En 1871 l’Allemagne annexe la région, amputée du Territoire de Belfort. Entre les partisans du nouveau régime et ceux qui entendent reconquérir la « province perdue », on ne va tarder à trouver de nouveaux motifs de conflit. Pour faire fructifier ses affaires sur la Terre de l’Empire allemand (Reichsland), il faut bien trouver une entente avec le régime. Toutefois, la différence entre compromis et compromission n’est pas toujours très évidente. Et que dire des déchirements qui résulteront du déclenchement de la Grande Guerre. Sur les hauteurs du Hartmannswillerkopf – l’une des crêtes ayant donné lieu à de très durs combats, Geneviève Senger imagine une scène extraordinaire, quand deux soldats de la famille se retrouvent nez à nez au sortir d’une tranchée. Jamais l’expression frères ennemis n’aura aussi bien porté son nom.
Quand l’Alsace réintègre la République française en 1919, il faut écrire une nouvelle page et littéralement tout reconstruire. Sans oublier les nouvelles aspirations du monde ouvrier avec lesquelles il va bien falloir se confronter et qui, là encore, opposeront au sein de la famille les tenants du progrès social et ceux qui préfèrent la ligne dure.

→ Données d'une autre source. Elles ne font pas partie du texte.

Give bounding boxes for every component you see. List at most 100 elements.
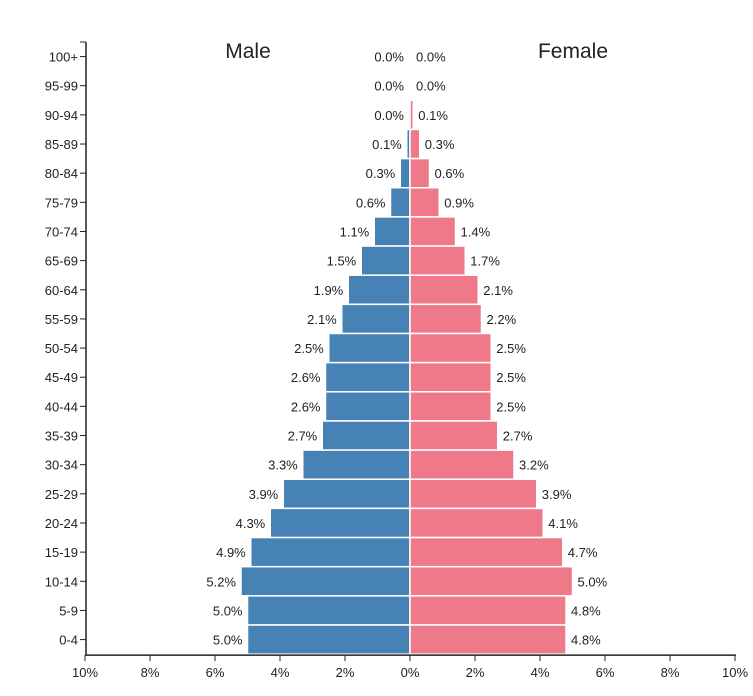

Parfaitement documenté, le récit peut là encore s’appuyer sur les mouvements politiques et sociaux qui ont marqué l’Alsace jusqu’à l’annexion par l’Allemagne nazie. Et nous voilà reparti pour une période troublée, durant laquelle il faudra à nouveau choisir son camp. Pour la dynastie Weber, dont les différentes branches familiales sont installées aux Etats-Unis, en Alsace et en Suisse ainsi qu’Allemagne, on imagine les déchirements et les cas de conscience que l’auteur nous fait partager avec beaucoup de finesse. Entre les ligne sont comprend aussi comment se forge le caractère des Alsaciens : leur histoire houleuse leur permet aujourd’hui encore de jouir de certains particularismes locaux.

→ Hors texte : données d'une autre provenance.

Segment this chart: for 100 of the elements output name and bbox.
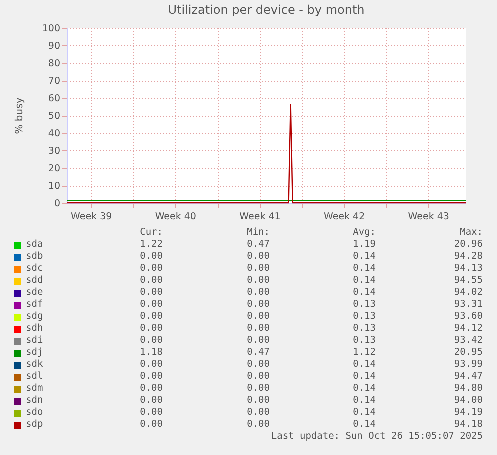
text: 0.00 bbox=[140, 263, 163, 274]
x-tick-label: Week 41 bbox=[240, 212, 281, 222]
legend-label: sda bbox=[26, 239, 44, 250]
chart-title: Utilization per device - by month bbox=[168, 3, 365, 17]
text: 0.13 bbox=[353, 311, 376, 322]
text: 0.47 bbox=[247, 347, 270, 358]
legend-label: sdc bbox=[26, 263, 44, 274]
text: 0.00 bbox=[247, 359, 270, 370]
text: 0.00 bbox=[247, 287, 270, 298]
text: 94.80 bbox=[454, 383, 483, 394]
text: Avg: bbox=[353, 227, 376, 238]
text: 0.00 bbox=[140, 371, 163, 382]
text: 0.00 bbox=[140, 359, 163, 370]
text: 93.99 bbox=[454, 359, 483, 370]
y-tick-label: 90 bbox=[48, 41, 60, 52]
text: 20.96 bbox=[454, 239, 483, 250]
text: 93.60 bbox=[454, 311, 483, 322]
legend-label: sdj bbox=[26, 347, 44, 358]
text: 0.14 bbox=[353, 263, 376, 274]
text: 0.00 bbox=[247, 323, 270, 334]
text: 0.00 bbox=[247, 299, 270, 310]
text: 1.12 bbox=[353, 347, 376, 358]
text: 94.28 bbox=[454, 251, 483, 262]
text: 0.14 bbox=[353, 383, 376, 394]
text: 93.31 bbox=[454, 299, 483, 310]
legend-label: sdk bbox=[26, 359, 44, 370]
text: 0.13 bbox=[353, 299, 376, 310]
text: 20.95 bbox=[454, 347, 483, 358]
legend-label: sdo bbox=[26, 407, 44, 418]
legend-label: sdm bbox=[26, 383, 44, 394]
y-tick-label: 30 bbox=[48, 146, 60, 157]
text: 0.00 bbox=[247, 419, 270, 430]
text: 94.19 bbox=[454, 407, 483, 418]
text: 94.02 bbox=[454, 287, 483, 298]
legend-label: sdp bbox=[26, 419, 44, 430]
text: 94.55 bbox=[454, 275, 483, 286]
text: 0.00 bbox=[247, 371, 270, 382]
text: 0.00 bbox=[247, 251, 270, 262]
y-axis-title: % busy bbox=[14, 98, 26, 134]
legend-label: sdn bbox=[26, 395, 44, 406]
x-tick-label: Week 40 bbox=[155, 212, 196, 222]
text: 0.00 bbox=[140, 335, 163, 346]
text: 94.13 bbox=[454, 263, 483, 274]
x-tick-label: Week 42 bbox=[324, 212, 366, 222]
y-tick-label: 20 bbox=[48, 164, 60, 174]
text: Min: bbox=[247, 227, 270, 238]
text: 0.00 bbox=[140, 251, 163, 262]
text: 94.47 bbox=[454, 371, 483, 382]
y-tick-label: 50 bbox=[48, 111, 60, 122]
text: Last update: Sun Oct 26 15:05:07 2025 bbox=[271, 431, 483, 442]
y-tick-label: 10 bbox=[48, 181, 60, 192]
text: 0.13 bbox=[353, 335, 376, 346]
text: 0.00 bbox=[247, 335, 270, 346]
y-tick-label: 80 bbox=[48, 58, 60, 70]
text: 0.00 bbox=[247, 275, 270, 286]
legend-label: sdl bbox=[26, 371, 44, 382]
legend-label: sdg bbox=[26, 311, 44, 322]
text: 0.00 bbox=[140, 275, 163, 286]
y-tick-label: 60 bbox=[48, 94, 60, 104]
text: 1.18 bbox=[140, 347, 163, 358]
text: 0.00 bbox=[247, 395, 270, 406]
text: 0.00 bbox=[140, 287, 163, 298]
x-tick-label: Week 39 bbox=[71, 212, 112, 222]
legend-label: sdb bbox=[26, 251, 44, 262]
text: 0.14 bbox=[353, 407, 376, 418]
text: 0.13 bbox=[353, 323, 376, 334]
y-tick-label: 70 bbox=[48, 76, 60, 87]
legend-label: sdh bbox=[26, 323, 44, 334]
text: 0.00 bbox=[140, 323, 163, 334]
text: 0.00 bbox=[247, 407, 270, 418]
text: 0.00 bbox=[140, 311, 163, 322]
text: 0.14 bbox=[353, 359, 376, 370]
x-tick-label: Week 43 bbox=[408, 212, 450, 222]
text: 0.00 bbox=[247, 311, 270, 322]
y-tick-label: 0 bbox=[54, 198, 60, 210]
text: 0.00 bbox=[247, 383, 270, 394]
text: 94.00 bbox=[454, 395, 483, 406]
text: 0.00 bbox=[140, 383, 163, 394]
text: 0.00 bbox=[247, 263, 270, 274]
legend-label: sdf bbox=[26, 299, 44, 310]
text: 0.00 bbox=[140, 395, 163, 406]
text: 1.19 bbox=[353, 239, 376, 250]
text: 0.14 bbox=[353, 251, 376, 262]
legend-label: sde bbox=[26, 287, 44, 298]
text: Max: bbox=[460, 227, 483, 238]
text: 1.22 bbox=[140, 239, 163, 250]
text: 93.42 bbox=[454, 335, 483, 346]
text: 0.14 bbox=[353, 419, 376, 430]
text: 0.00 bbox=[140, 407, 163, 418]
y-tick-label: 40 bbox=[48, 128, 60, 140]
text: 0.00 bbox=[140, 299, 163, 310]
legend-label: sdi bbox=[26, 335, 44, 346]
text: Cur: bbox=[140, 227, 163, 238]
text: 94.12 bbox=[454, 323, 483, 334]
text: 0.14 bbox=[353, 287, 376, 298]
text: 0.14 bbox=[353, 275, 376, 286]
text: 0.14 bbox=[353, 371, 376, 382]
legend-label: sdd bbox=[26, 275, 44, 286]
text: 0.47 bbox=[247, 239, 270, 250]
text: 0.14 bbox=[353, 395, 376, 406]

La dernière partie du livre, toujours à l’image de la période décrite, marque un nouvel élan. On va vers les trente glorieuses et vers l’émancipation de la femme…

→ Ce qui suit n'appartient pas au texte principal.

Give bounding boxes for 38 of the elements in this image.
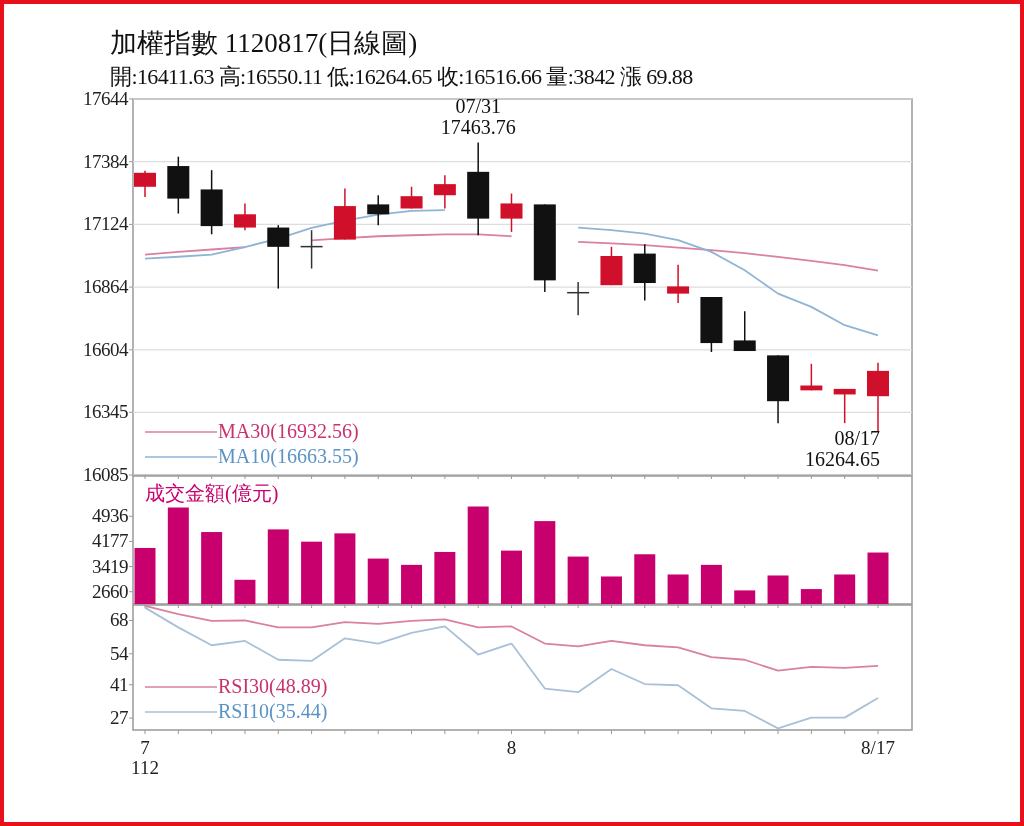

J’ajouterai un plaisir égoïste à cette lecture. Mon histoire familiale est également partagée entre la France et l’Allemagne et je suis aujourd’hui installée sur cette colline du Rebberg à Mulhouse où l’auteur a imaginé le berceau de sa dynastie. De ma fenêtre quand reviennent les beaux jours, je peux quasiment humer l’odeur des cosmos qui ont donné leur nom à la propriété des Weber. Aussi, je ne saurai que vous inviter à vous promener dans mon quartier !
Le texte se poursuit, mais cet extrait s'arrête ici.